The gold key in the management of osteoporosis in patients with TM, in whom, loss of bone mass starts early, is prevention. Treatment of anemia with regular transfusions and the management of iron overload with prompt chelation are mandatory for every patient with thalassaemia in order to avoid adverse events of the disease on bones. Additional lifestyle measures should be encouraged such as physical activity and smoking quitting. Adequate calcium and vitamin D intake during skeletal development can increase bone mass in adult life with the final goal to prevent bone loss and fractures. Early recognition and management of endocrine complications of thalassaemia are essential for eliminating the risk of BD. Induction of puberty at a proper age and treatment of hypogonadism with HRT seem to be the most effective ways for preventing osteoporosis and other bone deformities in thalassaemia . Calcitonin, a potent inhibitor of osteoclasts, has also been tried in combination with calcium and vitamin D . Bisphosphonates are worldwide used in patients with postmenopausal osteoporosis to increase BMD and prevent bone fractures . The reduction in fractures may be related not only to the increase in bone mass arising from the inhibition of bone resorption and reduced activation frequency of bone-remodeling units but also to enhanced osteomineralization. Alendronate, pamidronate, and zoledronic acid seem to have greater efficacy in osteoporotic patients with TM either with normal or impaired gonadal function [8, 9, 62, 63]. Since the origin of bone disease in TM is multifactorial and some of the underlying pathogenic mechanisms are still unclear, further research in the therapeutic trials with bisphosphonates is needed to allow definite conclusions.

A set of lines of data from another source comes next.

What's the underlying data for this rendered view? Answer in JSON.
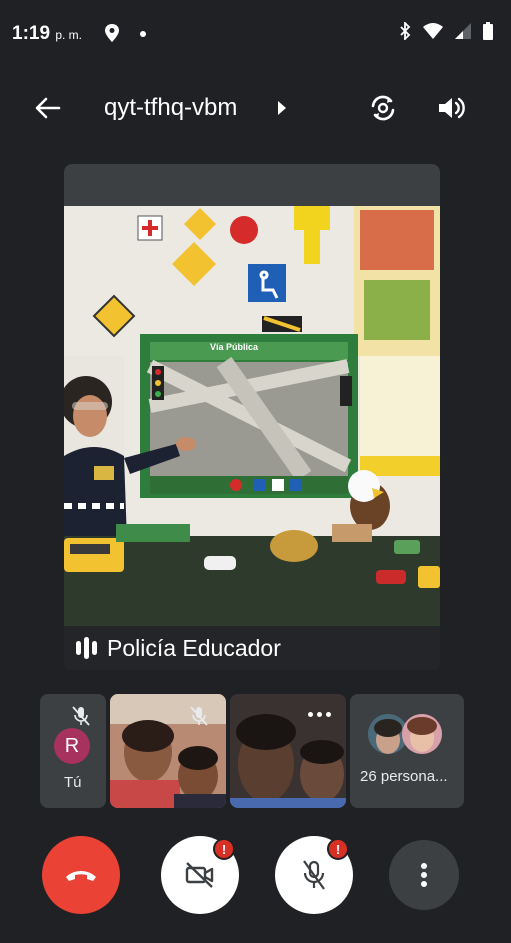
{
  "status": {
    "time": "1:19",
    "ampm": "p. m."
  },
  "header": {
    "meeting_code": "qyt-tfhq-vbm"
  },
  "main_tile": {
    "presenter_name": "Policía Educador",
    "board_title": "Vía Pública"
  },
  "participants": {
    "self_initial": "R",
    "self_label": "Tú",
    "others_label": "26 persona..."
  },
  "controls": {
    "camera_badge": "!",
    "mic_badge": "!"
  },
  "colors": {
    "background": "#202124",
    "end_call": "#ea4335",
    "badge": "#d93025"
  }
}
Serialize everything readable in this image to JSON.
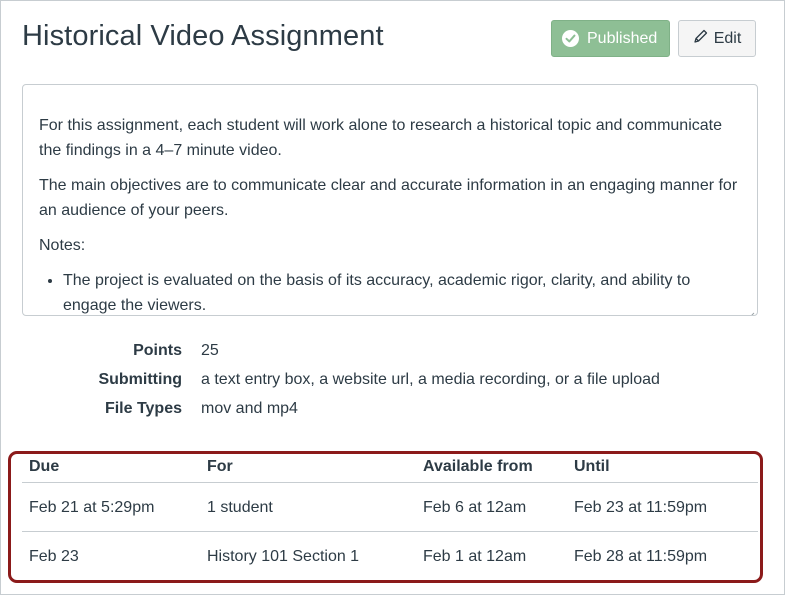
{
  "page": {
    "title": "Historical Video Assignment"
  },
  "header": {
    "published_label": "Published",
    "edit_label": "Edit"
  },
  "description": {
    "paragraphs": [
      "For this assignment, each student will work alone to research a historical topic and communicate the findings in a 4–7 minute video.",
      "The main objectives are to communicate clear and accurate information in an engaging manner for an audience of your peers.",
      "Notes:"
    ],
    "bullets": [
      "The project is evaluated on the basis of its accuracy, academic rigor, clarity, and ability to engage the viewers."
    ]
  },
  "details": {
    "points_label": "Points",
    "points_value": "25",
    "submitting_label": "Submitting",
    "submitting_value": "a text entry box, a website url, a media recording, or a file upload",
    "file_types_label": "File Types",
    "file_types_value": "mov and mp4"
  },
  "dates": {
    "headers": [
      "Due",
      "For",
      "Available from",
      "Until"
    ],
    "rows": [
      [
        "Feb 21 at 5:29pm",
        "1 student",
        "Feb 6 at 12am",
        "Feb 23 at 11:59pm"
      ],
      [
        "Feb 23",
        "History 101 Section 1",
        "Feb 1 at 12am",
        "Feb 28 at 11:59pm"
      ]
    ]
  },
  "colors": {
    "published_bg": "#8ebf95",
    "highlight_border": "#8b1a1a",
    "text": "#2d3b45"
  },
  "icons": {
    "published": "check-circle-icon",
    "edit": "pencil-icon"
  }
}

It is obvious that osteoporosis in thalassemia is of multifactorial etiology and of complex mechanism which need to be clarified. Endocrine complications mentioned in this paper inaddition to progressive marrow expansion, iron and desferrioxamine toxicity on bones, as well as liver disease contribute to the complex mechanism of osteoporosis in thalassaemia patients. Thus, osteoporosis in TM represents a unique clinical entity, which adversely affects the life expectancy of patients with TM. It is still questionable whether the international criteria for defining osteopenia and osteoporosis are relevant to patients with TM; also a question arises for the diagnostic methods and management of osteoporosis in the thalassaemic patient as multiple factors are involved in its pathogenesis. Close follow-up early recognition of osteopenia, as well as proper management are crucial for every thalassemic patient giving him the right to live a better life.